I know a lot of folks would probably consider GPT-3 to be a major new development in NLP this year, but I'd consider it a pretty straightforward extension of existing NLP methods on a scale that's utterly impractical for the vast majority of NLP applications. What I personally find far more exciting is the growing trend of focusing on small, efficient models that still perform well. The first SustainNLP workshop (https://sites.google.com/view/sustainlp2020/home) is a great example of this. From a research perspective, I think finding ways to get really excellent model performance with limited data and compute resources is going to be a huge challenge in the field, but also really rewarding.

 
Daniel Tunkelang is an independent consultant specializing in search, discovery, and ML/AI.
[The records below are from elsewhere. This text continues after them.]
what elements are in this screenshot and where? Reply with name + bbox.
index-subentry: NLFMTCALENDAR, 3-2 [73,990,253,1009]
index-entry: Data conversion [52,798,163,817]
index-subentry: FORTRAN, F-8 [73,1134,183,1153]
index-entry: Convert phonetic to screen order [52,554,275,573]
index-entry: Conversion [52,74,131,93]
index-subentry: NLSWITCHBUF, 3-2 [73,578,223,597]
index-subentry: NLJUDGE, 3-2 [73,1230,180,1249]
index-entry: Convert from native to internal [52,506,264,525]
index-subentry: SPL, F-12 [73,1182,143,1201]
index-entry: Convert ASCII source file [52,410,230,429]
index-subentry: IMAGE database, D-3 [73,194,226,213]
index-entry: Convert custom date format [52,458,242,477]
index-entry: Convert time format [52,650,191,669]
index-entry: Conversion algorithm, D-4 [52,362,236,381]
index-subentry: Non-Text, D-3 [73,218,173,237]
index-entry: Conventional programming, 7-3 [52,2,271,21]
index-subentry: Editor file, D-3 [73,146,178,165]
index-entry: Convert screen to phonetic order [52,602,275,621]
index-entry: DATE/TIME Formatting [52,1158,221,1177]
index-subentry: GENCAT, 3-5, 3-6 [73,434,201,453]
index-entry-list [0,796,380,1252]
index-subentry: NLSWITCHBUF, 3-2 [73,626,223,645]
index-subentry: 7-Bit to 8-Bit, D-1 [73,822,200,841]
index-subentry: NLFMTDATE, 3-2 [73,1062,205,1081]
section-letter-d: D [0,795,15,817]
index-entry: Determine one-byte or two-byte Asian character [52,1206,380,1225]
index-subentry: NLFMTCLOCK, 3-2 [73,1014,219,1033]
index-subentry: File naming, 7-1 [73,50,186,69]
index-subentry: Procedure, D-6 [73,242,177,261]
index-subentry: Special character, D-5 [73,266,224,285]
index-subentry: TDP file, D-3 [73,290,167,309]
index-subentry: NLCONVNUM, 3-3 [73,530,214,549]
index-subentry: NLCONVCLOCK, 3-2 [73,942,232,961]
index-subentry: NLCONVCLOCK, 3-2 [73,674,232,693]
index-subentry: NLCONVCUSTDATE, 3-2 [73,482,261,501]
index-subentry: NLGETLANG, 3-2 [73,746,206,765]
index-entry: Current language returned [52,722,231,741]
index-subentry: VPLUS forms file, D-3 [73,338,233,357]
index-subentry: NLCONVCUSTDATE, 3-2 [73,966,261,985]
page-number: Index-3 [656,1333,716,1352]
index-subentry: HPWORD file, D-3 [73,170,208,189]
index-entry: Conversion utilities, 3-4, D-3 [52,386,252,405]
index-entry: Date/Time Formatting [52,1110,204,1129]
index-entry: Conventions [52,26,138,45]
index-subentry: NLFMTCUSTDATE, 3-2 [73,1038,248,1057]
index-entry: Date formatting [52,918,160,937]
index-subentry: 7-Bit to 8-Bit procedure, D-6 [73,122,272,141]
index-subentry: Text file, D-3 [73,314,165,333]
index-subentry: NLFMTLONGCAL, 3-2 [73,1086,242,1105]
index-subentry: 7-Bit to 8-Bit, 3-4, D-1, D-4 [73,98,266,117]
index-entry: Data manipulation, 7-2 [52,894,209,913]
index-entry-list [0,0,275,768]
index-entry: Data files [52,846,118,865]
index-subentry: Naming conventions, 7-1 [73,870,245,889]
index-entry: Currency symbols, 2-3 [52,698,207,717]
In 2020, AI has continued to improve incrementally. We've seen iterations on transformer-based models for natural language understanding and generation, the most notable being OpenAI's GPT-3. Autonomous vehicles continue to be almost ready for mainstream use. More broadly, AI has moved from being a buzzword to a critical capability for companies in all industries.

Meanwhile, 2020 has been dominated by the Covid-19 pandemic. While AI has played a part in the fight against the virus, what's been more interesting is how, because of the pandemic, most people working on or studying machine learning are doing so from home. If the mainstream acceptance of remote work and education persists after the pandemic -- which seems likely -- then we can look forward to two competing trends. On one hand, AI expertise will become truly global rather than tied to specific hubs. On the other hand, technology powerhouses will recruit talent globally, at the expense of smaller regional firms.

And yet, even as remote work drives the globalization of AI, the growing conflict between the United States and China splinters it. It seems likely that we will spend the next decade in an AI arms race.

ps. On November 30, the submission deadline for this post, DeepMind researchers announced that their AlphaFold system has solved the Critical Assessment of protein Structure Prediction (CASP) grand challenge by predicting protein folding grand challenge with revolutionary accuracy and speed. It's too early to digest this announcement, but this may indeed turn out to be the biggest AI breakthrough of 2020.